Elu chef de l'Etat par une junte militaire en juillet 1965, il ne devient président de la République qu'en octobre 1967. Il lui faut encore une année pour pouvoir choisir son premier ministre. En fait, ce n'est qu'en 1969 qu'il parvient à mettre en place son propre appareil. On ne lui connaît pas d'amis et peu de fidèles.
Pour l'ancien fantassin, qui approche alors de la cinquantaine et dont les cheveux ont rapidement blanchi, 1971 annonce le retour des difficultés. Au début de l'année, l'incursion dans le Bas-Laos, sur la piste Ho-Chi-Minh, risque de tourner à la catastrophe et révèle les faiblesses de la vietnamisation. A l'automne, à l'issue d'une tragi-comédie qui semble l'opposer un moment au général Ky et au " grand Minh ", il se retrouve candidat unique pour un second mandat présidentiel et se fait réélire avec 94,3 % des suffrages exprimés.
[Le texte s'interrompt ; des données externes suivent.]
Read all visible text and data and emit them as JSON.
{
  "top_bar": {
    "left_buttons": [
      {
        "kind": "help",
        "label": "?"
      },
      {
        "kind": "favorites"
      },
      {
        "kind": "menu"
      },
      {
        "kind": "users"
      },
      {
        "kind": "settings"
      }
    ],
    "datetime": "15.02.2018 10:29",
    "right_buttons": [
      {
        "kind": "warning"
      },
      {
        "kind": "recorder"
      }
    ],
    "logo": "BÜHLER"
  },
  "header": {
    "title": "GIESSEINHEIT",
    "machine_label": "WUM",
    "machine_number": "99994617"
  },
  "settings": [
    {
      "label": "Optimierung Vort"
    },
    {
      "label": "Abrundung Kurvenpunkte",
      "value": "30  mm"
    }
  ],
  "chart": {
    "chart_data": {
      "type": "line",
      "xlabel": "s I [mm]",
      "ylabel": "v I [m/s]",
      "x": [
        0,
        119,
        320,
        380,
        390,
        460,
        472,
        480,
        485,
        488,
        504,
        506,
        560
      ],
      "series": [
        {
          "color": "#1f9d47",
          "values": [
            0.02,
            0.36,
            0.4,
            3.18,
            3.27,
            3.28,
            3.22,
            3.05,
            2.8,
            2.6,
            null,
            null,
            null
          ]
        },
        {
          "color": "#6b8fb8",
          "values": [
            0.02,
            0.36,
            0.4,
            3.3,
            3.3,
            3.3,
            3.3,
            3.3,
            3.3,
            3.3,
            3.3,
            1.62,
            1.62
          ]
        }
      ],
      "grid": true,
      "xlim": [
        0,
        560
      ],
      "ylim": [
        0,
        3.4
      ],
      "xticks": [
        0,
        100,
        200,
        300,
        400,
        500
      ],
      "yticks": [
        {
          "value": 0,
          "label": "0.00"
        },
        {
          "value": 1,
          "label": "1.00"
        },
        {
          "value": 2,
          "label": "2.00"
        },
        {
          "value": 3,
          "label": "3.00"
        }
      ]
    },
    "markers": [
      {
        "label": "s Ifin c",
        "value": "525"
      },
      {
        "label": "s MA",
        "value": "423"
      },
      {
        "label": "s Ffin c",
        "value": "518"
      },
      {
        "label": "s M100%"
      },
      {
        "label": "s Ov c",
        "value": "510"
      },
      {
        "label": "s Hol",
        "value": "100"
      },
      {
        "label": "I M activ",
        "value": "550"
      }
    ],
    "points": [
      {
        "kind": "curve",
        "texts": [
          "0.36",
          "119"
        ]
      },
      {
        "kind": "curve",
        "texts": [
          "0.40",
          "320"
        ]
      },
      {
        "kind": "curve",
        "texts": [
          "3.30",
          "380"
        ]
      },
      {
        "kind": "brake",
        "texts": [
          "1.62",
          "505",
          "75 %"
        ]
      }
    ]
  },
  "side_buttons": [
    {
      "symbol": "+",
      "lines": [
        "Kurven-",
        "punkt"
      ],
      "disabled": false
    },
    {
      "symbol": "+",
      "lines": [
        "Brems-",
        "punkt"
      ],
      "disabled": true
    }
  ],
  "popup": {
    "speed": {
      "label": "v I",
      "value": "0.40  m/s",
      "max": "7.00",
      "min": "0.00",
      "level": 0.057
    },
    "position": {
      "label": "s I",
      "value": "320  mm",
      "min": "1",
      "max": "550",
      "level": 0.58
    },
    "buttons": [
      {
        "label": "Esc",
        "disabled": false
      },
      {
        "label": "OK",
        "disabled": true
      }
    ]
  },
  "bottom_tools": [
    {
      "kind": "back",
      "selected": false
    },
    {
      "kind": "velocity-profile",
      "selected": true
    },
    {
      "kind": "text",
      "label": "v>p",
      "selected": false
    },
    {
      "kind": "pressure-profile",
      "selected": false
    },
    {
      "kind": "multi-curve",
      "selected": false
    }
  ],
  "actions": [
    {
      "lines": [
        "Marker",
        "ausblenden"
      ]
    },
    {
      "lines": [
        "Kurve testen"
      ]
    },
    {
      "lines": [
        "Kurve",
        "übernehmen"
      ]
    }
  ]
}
Le public ne semble guère s'être intéressé à ce qui est demeuré une querelle entre généraux, tandis que les Vietcongs et les Nord-Vietnamiens préparent déjà l'offensive qu'ils lanceront au printemps 1972.
Thieu sait que l'épreuve de force arrive. Il ne cesse même de le répéter. Il n'envisage aucun compromis avec l'adversaire et entre lui et les communistes, il exclut toute autre solution. Des arrangements ne peuvent être que provisoires, et il s'agit d'en tirer le meilleur profit.
Et quand l'offensive communiste débouche sur une reprise du dialogue entre MM. Kissinger et Le Duc Tho et, plus tard, sur l'accord du mois d'octobre, il donne l'impression d'être dépassé par les événements.
L'accord que lui trace Henry Kissinger, le 18 octobre, lors de son passage à Saigon, il le considère comme un arrêt de mort, comme " un suicide ", dira-t-il. Tout dépend désormais du président Nixon. Il réclame un peu de temps pour préparer le cessez-le-feu, pour renforcer son armée, pour faire place nette, pour pouvoir continuer la lutte par d'autres moyens. Il dit : " Oui, mais ! " Il ne fait pas front. Mais, avec son talent habituel, il donne dans la résistance passive et la discrétion.
Les raids américains sur Hanoï et Haïphong, le 18 décembre, lui donnent raison. Richard Nixon s'est prononcé en sa faveur. La couleur réelle du drapeau qui flotte sur Saigon l'intéresse encore.
" Prétexte américain "
Est-il l'homme-clé de la situation ? Les communistes vietnamiens disent qu'il n'est qu'un " prétexte américain ", et certains de ses adversaires locaux, qu'il a réduits pour l'instant à l'oisiveté, le considèrent comme un obstacle à la paix.
Le général Thieu s'en défend. Pour lui, le Vietnam dont on rêve à Hanoï n'a pas de sens c'est un monde qui lui échappe totalement. Si on lui en donne les moyens, il est prêt à se battre pendant dix ou vingt ans encore pour empêcher les communistes vietnamiens et leurs compagnons de route de réaliser leur rêve. Pour réussir, il lui faut avant tout encore du temps. Si le traité qu'on lui impose aujourd'hui est loin de le satisfaire entièrement, il lui donne cependant une chance de continuer son combat.
Il pense pouvoir encore jouer sur les hésitations américaines pour imposer sa loi sur le terrain. Nixon lui a renouvelé son " appui total " et a réaffirmé que le régime de Saigon reste, aux yeux des Etats-Unis, " le seul gouvernement légitime " du Vietnam du Sud.